Search This Blog

Wednesday, August 31, 2016

Transfer Data from Amazon's AWS S3 Servers to Google Cloud

A while back I decided it would be a smart idea to archive my Aperture photos (now Apple Photos) since my Macbook, a 2008 model, is near end of life in terms of hardware longevity. A quick research landed me at Amazon's cloud storage, S3 (Simple Storage Service), at just pennies per GB. I have around 100 GB of data within Aperture, so I needed something that was less expensive than using Google Drive.

As of this writing, Google Drive is $1.99/mo for 100 GB, and the next tier is 1 TB for $9.99/mo, with no scaling between the two tiers. S3, on the other hand, is $0.03/GB for standard storage ($3 per 100 GB, but scalable), and $0.007/GB for their long-term infrequent access "Glacier" storage. My plan was to upload all of my data from my Aperture library to S3, and then have it automatically archive to Glacier, costing me about 7 cents per month to safely stow away several years worth of photos. Sounds like a pretty good deal, right?

The problem with Glacier is that it is meant to be a long-term storage solution with very infrequent access. Once the files are in S3, I'd have to run a script to archive them to Glacier, followed by removing the files from S3 to save money. The next archive time I would have to transfer from Glacier to S3 so that I could compare source/destination (computer to S3) for changes on upload, and then repeat the whole sequence of archiving. However, I don't have that much time dedicated to optimizing my backup plan. Rather, I'd just like a cloud storage solution that I can easily access whenever I want, without having to worry where all the data is spread across the AWS platform.

I recently discovered Google Cloud, which I surprisingly had not heard of before, considering how Google-centric all my stuff is. I mean, I have a Nexus phone, Chromebook, this website is hosted on Google (including using Google's DNS services), I use Blogger, as well as Drive. I'm pretty much a Google fanboy at this point. But, it never crossed my mind to see if Google had a solution. So I started to compare AWS to Cloud, and, for my purposes, they are surprisingly similar, yet Google's services seem more intuitive.

There are 3 tiers with Google Cloud Storage: Standard ($0.026/GB), Durable Reduced Availability ($0.02/GB) and Nearline ($0.01/GB). Although the Nearline is more expensive than Glacier, the ease of use far beats that of AWS's option. What's more, Google has a transfer service that talks to Amazon's S3, so I can easily transfer over my bucket - which is what a storage node is called for both services. Google has key term explanations if this is all new to you. But, basically, you create your Project (Google Cloud account), create a bucket (Standard, DRA, or Nearline), and then put objects (or files) into that bucket.

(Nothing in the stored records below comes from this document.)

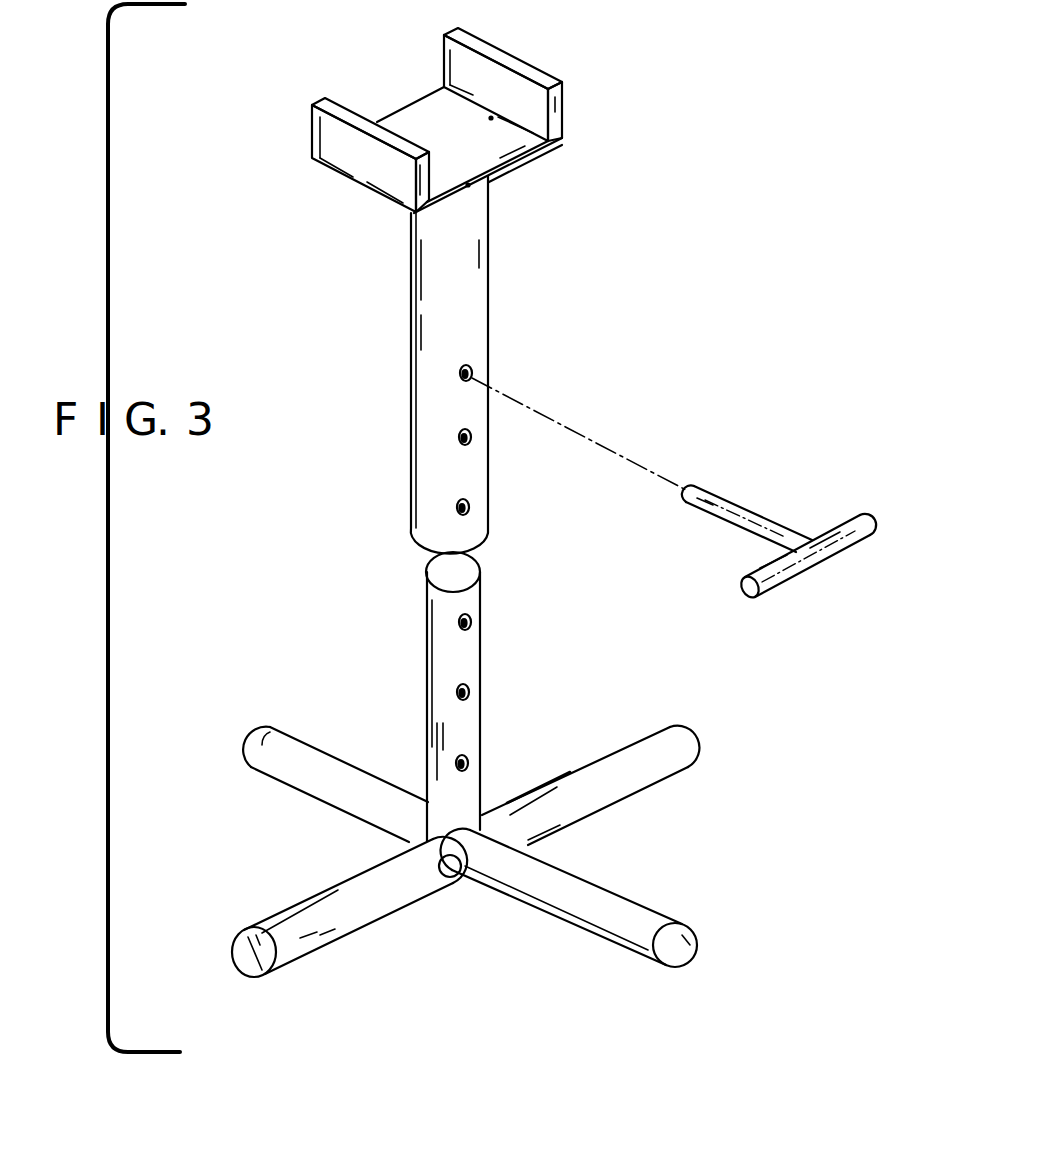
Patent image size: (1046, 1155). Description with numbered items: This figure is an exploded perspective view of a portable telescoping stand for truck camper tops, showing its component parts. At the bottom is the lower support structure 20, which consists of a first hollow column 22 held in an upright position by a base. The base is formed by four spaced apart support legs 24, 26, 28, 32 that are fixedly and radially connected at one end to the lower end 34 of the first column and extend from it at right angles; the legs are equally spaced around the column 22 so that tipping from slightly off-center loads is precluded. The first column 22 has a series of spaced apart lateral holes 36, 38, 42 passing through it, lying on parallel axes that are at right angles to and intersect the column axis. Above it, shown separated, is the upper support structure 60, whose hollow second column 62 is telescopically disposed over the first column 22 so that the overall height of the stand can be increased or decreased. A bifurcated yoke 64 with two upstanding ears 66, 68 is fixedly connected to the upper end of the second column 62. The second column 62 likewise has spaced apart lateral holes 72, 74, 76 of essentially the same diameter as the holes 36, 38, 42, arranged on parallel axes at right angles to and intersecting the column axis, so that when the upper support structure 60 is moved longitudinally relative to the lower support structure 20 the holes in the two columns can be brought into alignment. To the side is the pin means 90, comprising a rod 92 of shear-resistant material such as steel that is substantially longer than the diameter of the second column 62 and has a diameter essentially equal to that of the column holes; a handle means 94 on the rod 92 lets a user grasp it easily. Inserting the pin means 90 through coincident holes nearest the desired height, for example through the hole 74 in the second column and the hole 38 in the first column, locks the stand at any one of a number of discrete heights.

The lower support structure 20 is at (518, 728).
The first hollow column 22 is at (437, 633).
The support leg 24 is at (312, 782).
The support leg 26 is at (285, 946).
The support leg 28 is at (632, 928).
The support leg 32 is at (587, 800).
The lower end of the first column 34 is at (452, 874).
The lateral hole 36 is at (473, 620).
The lateral hole 38 is at (458, 694).
The lateral hole 42 is at (457, 763).
The upper support structure 60 is at (511, 197).
The second column 62 is at (443, 300).
The bifurcated yoke 64 is at (507, 155).
The upstanding ear 66 is at (483, 50).
The upstanding ear 68 is at (368, 125).
The lateral hole 72 is at (460, 373).
The lateral hole 74 is at (473, 437).
The lateral hole 76 is at (458, 506).
The pin means 90 is at (763, 499).
The rod 92 is at (747, 518).
The handle means 94 is at (790, 567).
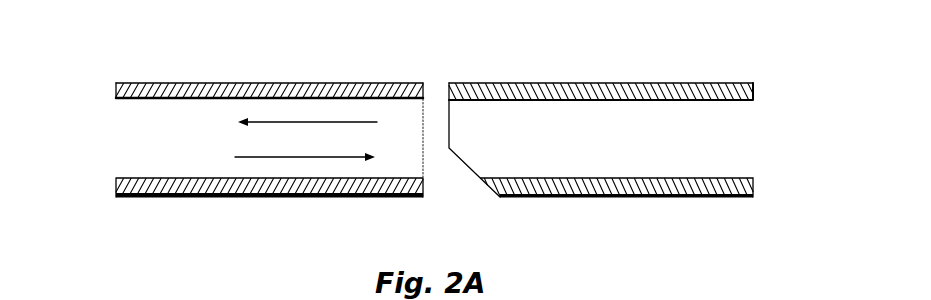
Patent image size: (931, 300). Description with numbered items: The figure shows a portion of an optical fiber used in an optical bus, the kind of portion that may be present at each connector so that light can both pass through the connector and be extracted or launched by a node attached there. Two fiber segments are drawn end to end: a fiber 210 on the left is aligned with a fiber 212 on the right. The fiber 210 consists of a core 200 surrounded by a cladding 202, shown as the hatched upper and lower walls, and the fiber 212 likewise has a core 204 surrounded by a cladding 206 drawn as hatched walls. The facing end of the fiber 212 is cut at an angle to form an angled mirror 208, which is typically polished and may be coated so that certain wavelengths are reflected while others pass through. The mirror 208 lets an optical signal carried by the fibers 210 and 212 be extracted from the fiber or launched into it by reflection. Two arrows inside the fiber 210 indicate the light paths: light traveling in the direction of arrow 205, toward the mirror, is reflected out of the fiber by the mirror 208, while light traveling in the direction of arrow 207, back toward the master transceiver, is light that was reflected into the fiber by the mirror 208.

The core 200 is at (234, 134).
The cladding 202 is at (234, 134).
The core 204 is at (638, 147).
The arrow 205 is at (305, 157).
The cladding 206 is at (638, 134).
The arrow 207 is at (305, 122).
The angled mirror 208 is at (470, 172).
The fiber 210 is at (262, 83).
The fiber 212 is at (610, 83).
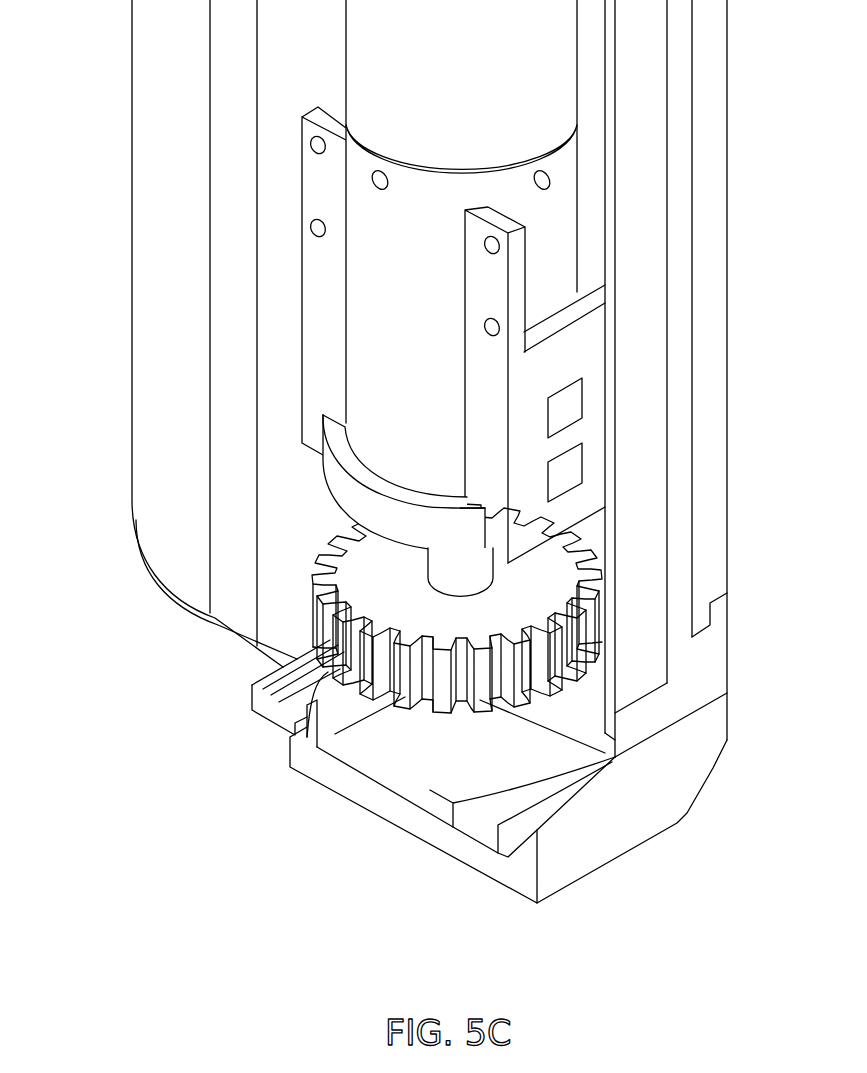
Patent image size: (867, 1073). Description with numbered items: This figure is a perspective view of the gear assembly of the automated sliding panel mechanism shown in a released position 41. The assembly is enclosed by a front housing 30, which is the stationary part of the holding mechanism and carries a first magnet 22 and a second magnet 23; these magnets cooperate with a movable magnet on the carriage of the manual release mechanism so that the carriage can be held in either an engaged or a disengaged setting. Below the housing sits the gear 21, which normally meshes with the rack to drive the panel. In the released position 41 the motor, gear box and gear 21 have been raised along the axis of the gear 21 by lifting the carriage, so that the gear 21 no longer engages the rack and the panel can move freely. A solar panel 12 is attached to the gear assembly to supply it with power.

The solar panel 12 is at (160, 400).
The gear 21 is at (427, 618).
The first magnet 22 is at (567, 413).
The second magnet 23 is at (567, 482).
The front housing 30 is at (427, 223).
The released position 41 is at (218, 743).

Once you have your Project, or Google Cloud Storage account, to initiate a transfer from S3 to Google Cloud, follow these steps:

  1. Create a user access policy within AWS IAM (Identity and Account Management)
    1. Create a user in IAM (ie GoogleTransfer)
      1. Download the credentials 
      2. Copy the Access Key and Secret Access Key to somewhere you won't lose it (I created a Google Sheets file to keep track of users and their access keys). You will need both of these while creating the transfer later over on Google, and will never have access to Secret Key once you leave this page.
    2. Give that user an Inline Policy
      1. Policy Generator
        1. Effect: Allow
        2. AWS Service: Amazon S3
        3. Actions: All Actions, minus the 5 Delete* options at the top of the list
          1. This is probably overkill, but I ran into access permission problems while trying to use Groups instead of an inline policy, so I just gave blanket permission.
        4. Amazon Resource Name: arn:aws:s3:::*
          1. This gives the user access to everything on your S3, including all your buckets. If you want to restrict it further, have a read here.
      2. Add Statement
      3. Next Step
      4. Apply Policy
  2. Create a Bucket in Google Cloud Storage
    1. Give it a unique name (ie aperture-backup-benmctee)
    2. Select your storage class (pricing and explantions)
    3. Select your storage location. I would stick to multi-regional unless you have a good reason not to.
  3. In your Google Cloud Console, create a new Transfer
    1. Amazon S3 Bucket: s3://bucket-name (this is your unique bucket name, ie benmctee-aperture-archive)
    2. Access Key ID: This is the public key generated in IAM.
    3. Secret Access Key: The secret key generated in IAM - you saved it, right??
    4. Continue
    5. Select the bucket you created
    6. If this is the first time you are transferring, you should not need to select further options. If you are trying it again because a transfer failed, you may want to select Overwrite destination with source, even when identical
    7. Continue
    8. Give it a unique name, if desired
    9. Choose Run Now, and Create
The beauty of cloud computing is that this will all happen without you having to stay on that page to monitor it. If you want to come back later and check the progress, just log back into your Google Cloud Console, go to Transfers, and click the job to see where you're at. From Amazon to Google should be relatively quick, depending on the volume of files ("objects") you are transferring.